Saturday, April 25, 2009
Shabbat
Awake by 7:00 so that I could breakfast and get to the Straßenbahn (the “ß” is a double-S) (streetcar) by 8:10, I was on my way to the orthodox synagogue for morning services. Ironic, eh?
At the synagogue, easy to find on a main street, I was suspiciously greeted at the door by an Israeli equivalent of a Navy Seal or Green Beret. By the way, there's also a police station right next door, and steel and concrete barriers around the front. I don't think there has been an incident at a Jewish institution in Berlin since 1945, but you can't be too careful in any European city with a large number of unassimilated residents.
The actual synagogue building doesn't face the street, but the courtyard. The building was constructed in about 1902 as a B'nai B'rith lodge, but I wouldn't have known that if not told. It's a very pretty building interior and exterior.
As I arrived early, I joined a talmud lesson in progress. The older rabbi, from Israel, had a group of 15 men and about 7 women learning separately but together. The service was then under way at 9:30. Two people asked me if I were a Kohen or Levi. Eventually, I was offered an aliyah, but I decided to decline. Anim Zmirot was led by one of the children so enthusiastically that his out-of-tune singing didn't even bother me much.
In my row was a gentleman who had a beautiful singing voice. I told him so and he said that he would be giving a concert the next day at the Jewish center. As we talked more, I learned that he “comes from America, too.” He had immigrated to the US from Israel, where he had gone sometime during the communist period in Poland. He showed himself to be somewhat intolerant of people he defined as insincere. I decided I would forego his concert.
After services was a very nice sit-down, served kiddush, with various types of salads, herring, bread, nuts, fruits, and a thick cholent, full of huge pieces of meat.
Most of the people in the congregation were older with a few in their 30's and 40's. There were only 2 people that appeared to be in their 20's or younger, except for the small children of some of the attendees. Many were Russian – probably a majority. Several were American and other foreign nationalities, but all spoke German.
I was back at Martin's by about 3:00. Shortly we were off to the countryside.
We would drive about 40 or so kilometers towards the East. That's about how far it is to Alpharetta. We passed through several small towns, some of them charming, and some of them very plain. As we wound through the streets of one particular Dorf (town/village), we saw a “Ritterfest” (a knight's festival) at the local Schloß. A Schloß can be a king's palace or it can be a lowly gentle-family's estate. This was apparently owned by some Ritter (knight).
We soon arrived at their “farm,” a couple of acres in the village of Wölsikendorf, with a very old stone house, which they had to rehabilitate to make it liveable. The walls are 2 feet thick, and they live there on many weekends of the growing season. Apparently, the place was falling down when they bought it (for a song?), and they paid about 50,000 Euros to rehab the house, including reinforcement of the foundation, supports for the walls, finishing the upstairs, new wiring, heating, and water lines. Just about the only thing that's original are the exterior walls.
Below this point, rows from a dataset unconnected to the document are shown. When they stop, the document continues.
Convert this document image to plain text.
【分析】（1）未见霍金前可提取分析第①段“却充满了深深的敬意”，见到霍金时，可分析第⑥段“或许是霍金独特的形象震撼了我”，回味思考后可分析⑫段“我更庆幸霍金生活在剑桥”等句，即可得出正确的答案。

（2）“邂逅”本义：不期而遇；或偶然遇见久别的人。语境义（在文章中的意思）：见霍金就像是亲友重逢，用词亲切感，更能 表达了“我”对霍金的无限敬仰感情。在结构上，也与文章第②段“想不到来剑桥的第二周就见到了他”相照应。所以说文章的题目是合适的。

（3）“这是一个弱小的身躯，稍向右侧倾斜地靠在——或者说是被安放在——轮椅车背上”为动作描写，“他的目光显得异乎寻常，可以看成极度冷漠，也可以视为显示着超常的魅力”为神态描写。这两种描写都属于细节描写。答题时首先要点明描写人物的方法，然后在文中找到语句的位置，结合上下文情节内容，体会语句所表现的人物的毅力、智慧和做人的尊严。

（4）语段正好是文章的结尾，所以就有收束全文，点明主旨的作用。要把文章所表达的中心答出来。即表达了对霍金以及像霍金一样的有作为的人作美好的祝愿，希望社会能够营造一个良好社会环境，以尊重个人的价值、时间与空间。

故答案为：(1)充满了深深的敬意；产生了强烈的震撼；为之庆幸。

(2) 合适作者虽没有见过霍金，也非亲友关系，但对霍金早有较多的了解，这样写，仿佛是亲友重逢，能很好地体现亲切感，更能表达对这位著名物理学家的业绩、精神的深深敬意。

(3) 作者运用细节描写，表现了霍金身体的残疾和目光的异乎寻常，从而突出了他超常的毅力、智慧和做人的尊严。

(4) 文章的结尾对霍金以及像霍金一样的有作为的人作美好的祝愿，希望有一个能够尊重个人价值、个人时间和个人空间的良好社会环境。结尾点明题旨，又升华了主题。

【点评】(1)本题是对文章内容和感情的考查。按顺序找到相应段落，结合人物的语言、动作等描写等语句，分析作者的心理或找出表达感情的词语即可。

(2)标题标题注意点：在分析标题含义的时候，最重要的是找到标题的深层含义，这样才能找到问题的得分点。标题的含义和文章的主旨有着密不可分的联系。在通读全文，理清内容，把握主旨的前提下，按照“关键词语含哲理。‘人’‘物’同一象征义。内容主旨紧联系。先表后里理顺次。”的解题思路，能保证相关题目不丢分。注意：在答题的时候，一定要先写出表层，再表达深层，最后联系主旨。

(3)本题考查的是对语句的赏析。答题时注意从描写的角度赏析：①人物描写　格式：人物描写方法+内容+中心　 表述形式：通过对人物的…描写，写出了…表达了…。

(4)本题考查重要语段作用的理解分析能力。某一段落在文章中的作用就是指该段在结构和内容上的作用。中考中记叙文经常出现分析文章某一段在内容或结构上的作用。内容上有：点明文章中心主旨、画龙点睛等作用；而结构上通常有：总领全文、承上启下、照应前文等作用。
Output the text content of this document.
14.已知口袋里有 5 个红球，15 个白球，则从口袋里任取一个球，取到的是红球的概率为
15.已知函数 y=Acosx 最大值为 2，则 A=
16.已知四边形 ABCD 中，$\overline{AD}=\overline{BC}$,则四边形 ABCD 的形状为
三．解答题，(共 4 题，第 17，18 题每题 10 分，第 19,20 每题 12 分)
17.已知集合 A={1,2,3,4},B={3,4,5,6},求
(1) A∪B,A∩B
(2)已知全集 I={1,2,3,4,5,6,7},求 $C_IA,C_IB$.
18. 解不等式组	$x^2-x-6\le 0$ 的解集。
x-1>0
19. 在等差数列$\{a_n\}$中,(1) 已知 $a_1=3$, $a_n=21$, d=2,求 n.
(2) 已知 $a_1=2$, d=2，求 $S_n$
The plan for today is to drive across the Oder River and into Poland, where they know of a nice place to have dinner. The Polish border is about 30 km farther towards the East. During the time of Bismarck, the Polish border was significantly farther to the East. Only after the War did the Oder become the border.
On the way, we visited the towns where Martin grew up and then went to high school. In one of the towns there was a memorial on the "Jewish Steps" that used to pass the no-longer-extant synagogue. In the town where he spent his childhood, we stopped to look at the Ginko tree that he liked so much. When I was taking his picture in front of the house and the tree, the resident in the house came to greet us. She was a minister in training. Since Martin's father had been a minister, and Martin had also studied, they chatted a while about the itinerant ministry in the small towns in the area.
Since Poland is part of the European Union, we didn't even have to slow down as we entered the country. The only evidence that we were in a different country is that many of the signs are in Polish – but not all signs. German customers cross the border to buy food, cigarettes, and gasoline; therefore, many of the signs are in German.
We stopped at a grocery to stock up, where all products were identified by their Polish-language packaging or by signs. We bought fresh vegetables, pickled herring and mackarel, yogurt, and so forth. I forced them to let me pay for the 15 Euro purchase, but they still managed to force the cashier to take their money for part of the payment. The change was in Złoty, since the Euro has not been put into place in Poland yet.
Martin filled up the car with gasoline that was 25 Euro Cents cheaper per liter than in Germany.
We went to dinner in an old monastery that was founded in 1299. The menu of the establishment said that it was 1266, but Martin assured me that it was not that old – only 1299. The food was quite good. Two of us had Butterfish, which might be pompano among us, with sugar peas. It was very nice. Dessert was apple strudel, but not rolled up; it was more like apples laid upon a crust with ice cream and whipped cream.
The drive back to Wölsikendorf was uneventful.